Efficient way to train on GPU and inference on CPU

Hi everyone, I am wondering what is the best way to load the model and start making inference on CPU after training the model on GPU:
What I am doing which is working fine but seems inefficient is as follows:

1- Load the data
2- Define, data loader
3- Define network architecture
4- Train the model
5- Save the model using

torch.save(self.net.state_dict(), save_path)

Then when I go to inference and prediction on CPU, I do the following:

1- Load data
2- Define dataloader
3- Define network
4 - Load the model and checkpoint
5- Prediction on new data

model.load_state_dict(torch.load(path,map_location=‘cpu’))

I tried to do the prediction without steps 1-3 since I thought the saved model and checkpoint has all information but then I got an error.
I am wondering if there is any way to make this procedure more efficient and faster.
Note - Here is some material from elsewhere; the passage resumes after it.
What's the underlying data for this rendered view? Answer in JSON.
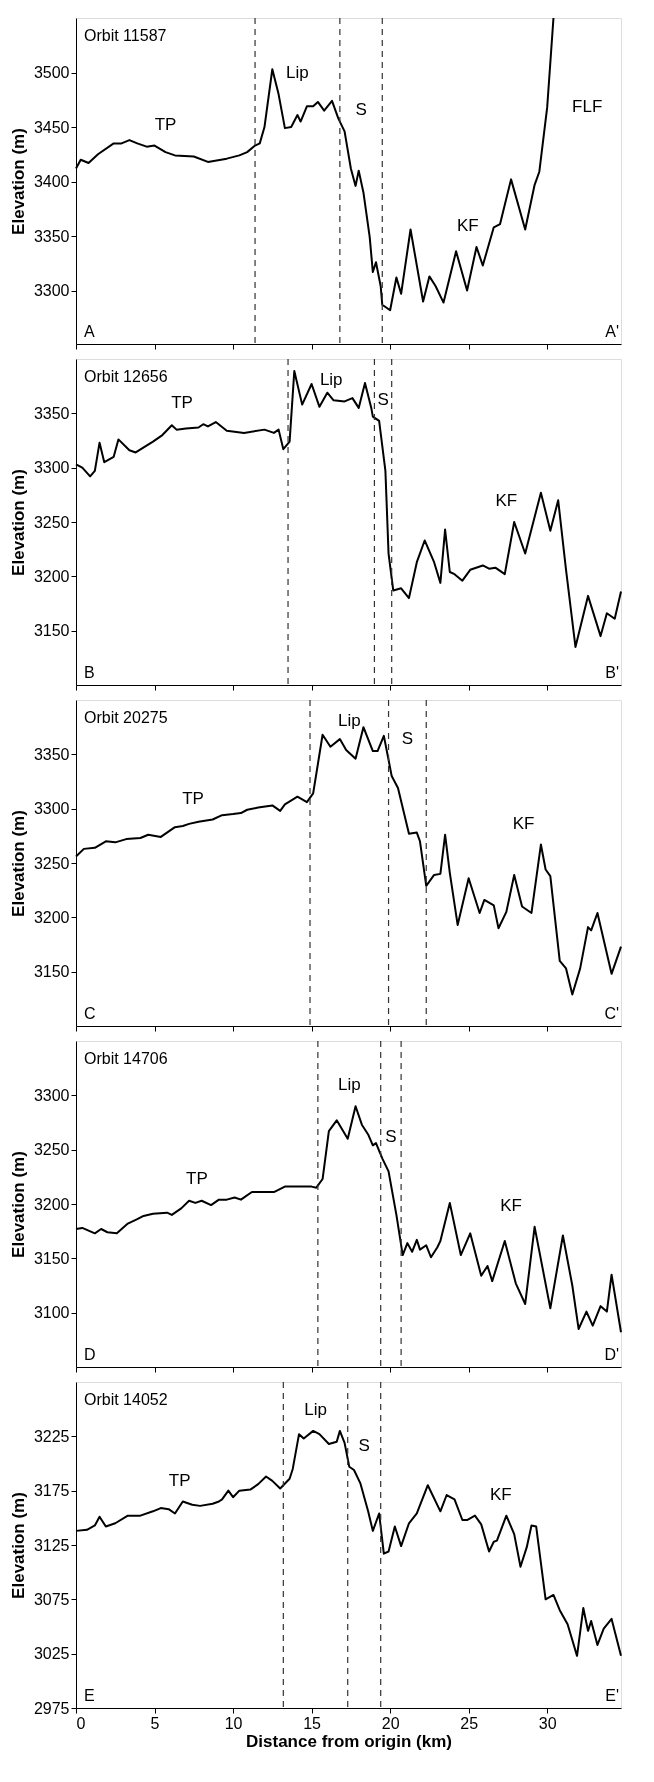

This is expected since you are only storing the state_dict and thus need to create a new model object. You would script the model via torch.jit.script and load it directly, but note that TorchScript is in maintenance mode. I don’t think the torch.compile export mechanism is done yet but @marksaroufim could correct me.
Generally, you could also check e.g. TorchServe or other serving solutions for inference.

1 Like

Thanks, I thought about this for a while, I am wondering for the prediction, do I have to run the entire train data in my model, what would happen if I only load 10% data and then load the checkpoint and start prediction using new data.

For inference you don’t need to load the training data at all and should just load the samples you want to classify.